This topic isn’t only about Panama. It affects all couples facing retirement wherever they live. We plan financially for our retirement years. We decide where and how we are going to live which may involve minimal change, or moving to an entirely different country. But, do we think about what retirement will mean for our marriages and relationships?
I’ve done a bit of reading and found some common threads that are worth considering and discussing when planning for retirement.
- For many, work is identity. If we shed that identity, then who are we? Where will we get our sense of purpose, accomplishment, and other benefits that came with work?
- Will retirement change the responsibilities at home? A wife may expect more help with chores. Or, a husband may intrude on what has always been the wife’s domain, and she may not welcome this.
- What will happen with leisure activities? Will you be expected to join in more of your partner’s activities, will you each have your own separate interests, or will it be a combination of both?
- What do you plan to do in your retirement years? Travel? Stay home? Take care of the grandkids? Volunteer? Find other work? Lock yourself in the study and write a novel? If your goals and plans are different, how will you work this out so you are both satisfied with the arrangement?

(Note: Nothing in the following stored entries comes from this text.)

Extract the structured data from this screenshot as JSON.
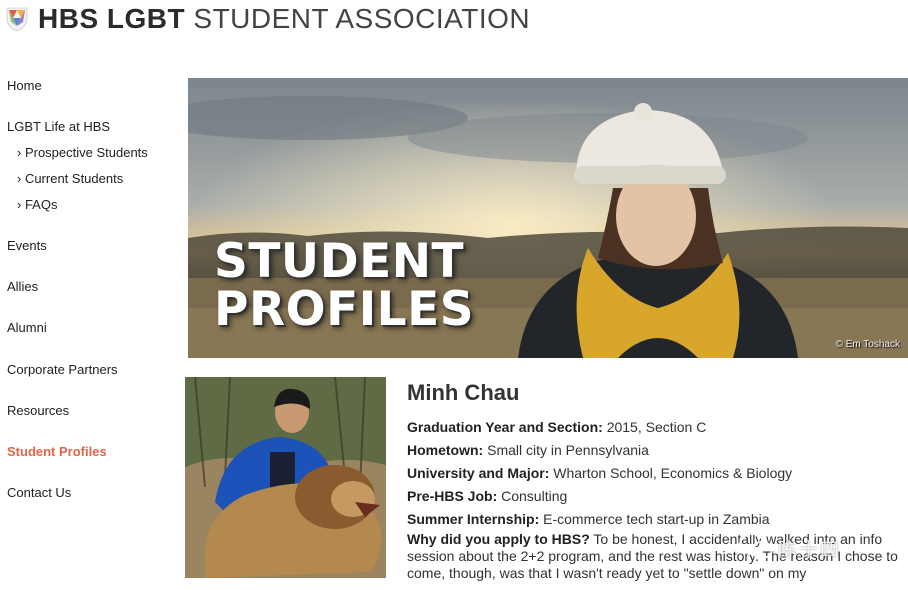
{
  "header": {
    "title_bold": "HBS LGBT",
    "title_light": "STUDENT ASSOCIATION",
    "logo_icon": "shield-logo-icon"
  },
  "sidebar": {
    "items": [
      {
        "label": "Home"
      },
      {
        "label": "LGBT Life at HBS"
      },
      {
        "label": "› Prospective Students"
      },
      {
        "label": "› Current Students"
      },
      {
        "label": "› FAQs"
      },
      {
        "label": "Events"
      },
      {
        "label": "Allies"
      },
      {
        "label": "Alumni"
      },
      {
        "label": "Corporate Partners"
      },
      {
        "label": "Resources"
      },
      {
        "label": "Student Profiles"
      },
      {
        "label": "Contact Us"
      }
    ],
    "active_color": "#e0654f"
  },
  "hero": {
    "title_line1": "STUDENT",
    "title_line2": "PROFILES",
    "credit": "© Em Toshack"
  },
  "profile": {
    "name": "Minh Chau",
    "fields": [
      {
        "label": "Graduation Year and Section:",
        "value": "2015, Section C"
      },
      {
        "label": "Hometown:",
        "value": "Small city in Pennsylvania"
      },
      {
        "label": "University and Major:",
        "value": "Wharton School, Economics & Biology"
      },
      {
        "label": "Pre-HBS Job:",
        "value": "Consulting"
      },
      {
        "label": "Summer Internship:",
        "value": "E-commerce tech start-up in Zambia"
      },
      {
        "label": "Why did you apply to HBS?",
        "value": "To be honest, I accidentally walked into an info session about the 2+2 program, and the rest was history. The reason I chose to come, though, was that I wasn't ready yet to \"settle down\" on my"
      }
    ]
  },
  "watermark": {
    "text": "陈十四"
  }
}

- How much time will you spend together and apart when you are both at home?
- What is the state of your relationship now? Have you avoided facing problems by filling your time with work and other activities? Are there things you need to work on before you can coexist happily?
- How will you handle money and spending decisions? How will you handle your change in income, if this applies?

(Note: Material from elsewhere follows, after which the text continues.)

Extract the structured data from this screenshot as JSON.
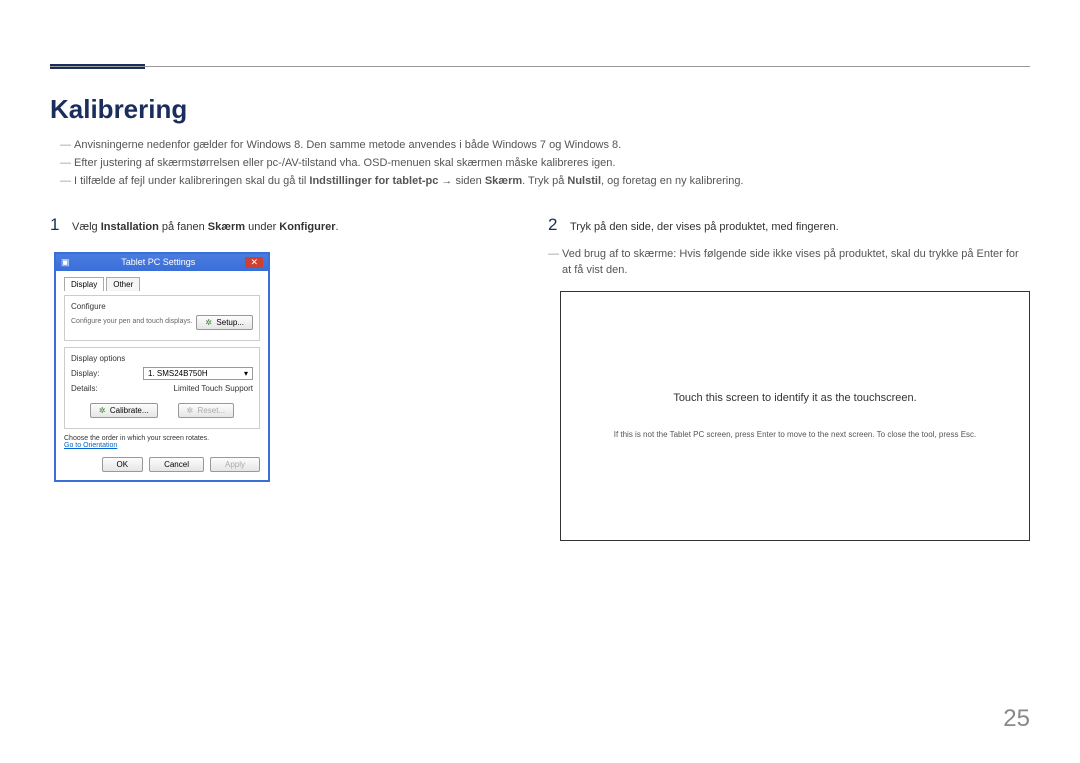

Of course, the bottom line is communication. There are no rules, only what works for the individual couple. I think most of us get so caught up with the other aspects of retirement planning that we don’t think about how retirement is going to affect our relationships. The good news though, according to my reading, is that even though there may be initial adjustment problems most couples work through them and go on to successfully enjoy their retirement years.
Joel and I didn’t have any serious adjustment problems, but over time we have managed to fine tune our daily routines. We usually have breakfast together, plan any together activities for the day like a bike ride, errands, etc, and then spend the rest of the time doing our own thing in our own spaces with occasional greetings and chats. We come back together for dinner and some TV time in the evening, and then wind down the day doing our own activities. I think we have a good balance of together and separate that works for us. I tend to spend more time out of the house with various activities, but Joel is out more these days playing music.
We have always shared household chores and thought in similar ways about money, so these areas have been smooth. I have a greater urge to travel though, so this is an area for discussion and compromise. I’m lucky to have a man who is accepting of my need to pursue various interests he may not share, and hopefully I am the same with him.
For myself, I was more than ready for retirement and happy to lay down the responsibilities and stresses of my work. I have enough other interests that work wasn’t my identity, and I have plenty to keep me happy and engaged in life. I know it isn’t so with everyone though. Many are ambivalent about retirement and don’t have a lot to fill the spaces that were their work, so the adjustment can be more difficult.
That’s enough deep thinking for one day! Time for more scenery, bugs, and stories about daily life if I can find time between anxiously waiting for grandbabies and preparing for a trip back to the US. If you all want to fill the space meanwhile, I’d be interested to hear your thoughts on retirement and relationships. If you are there, how it is working out for you? What have been your biggest challenges?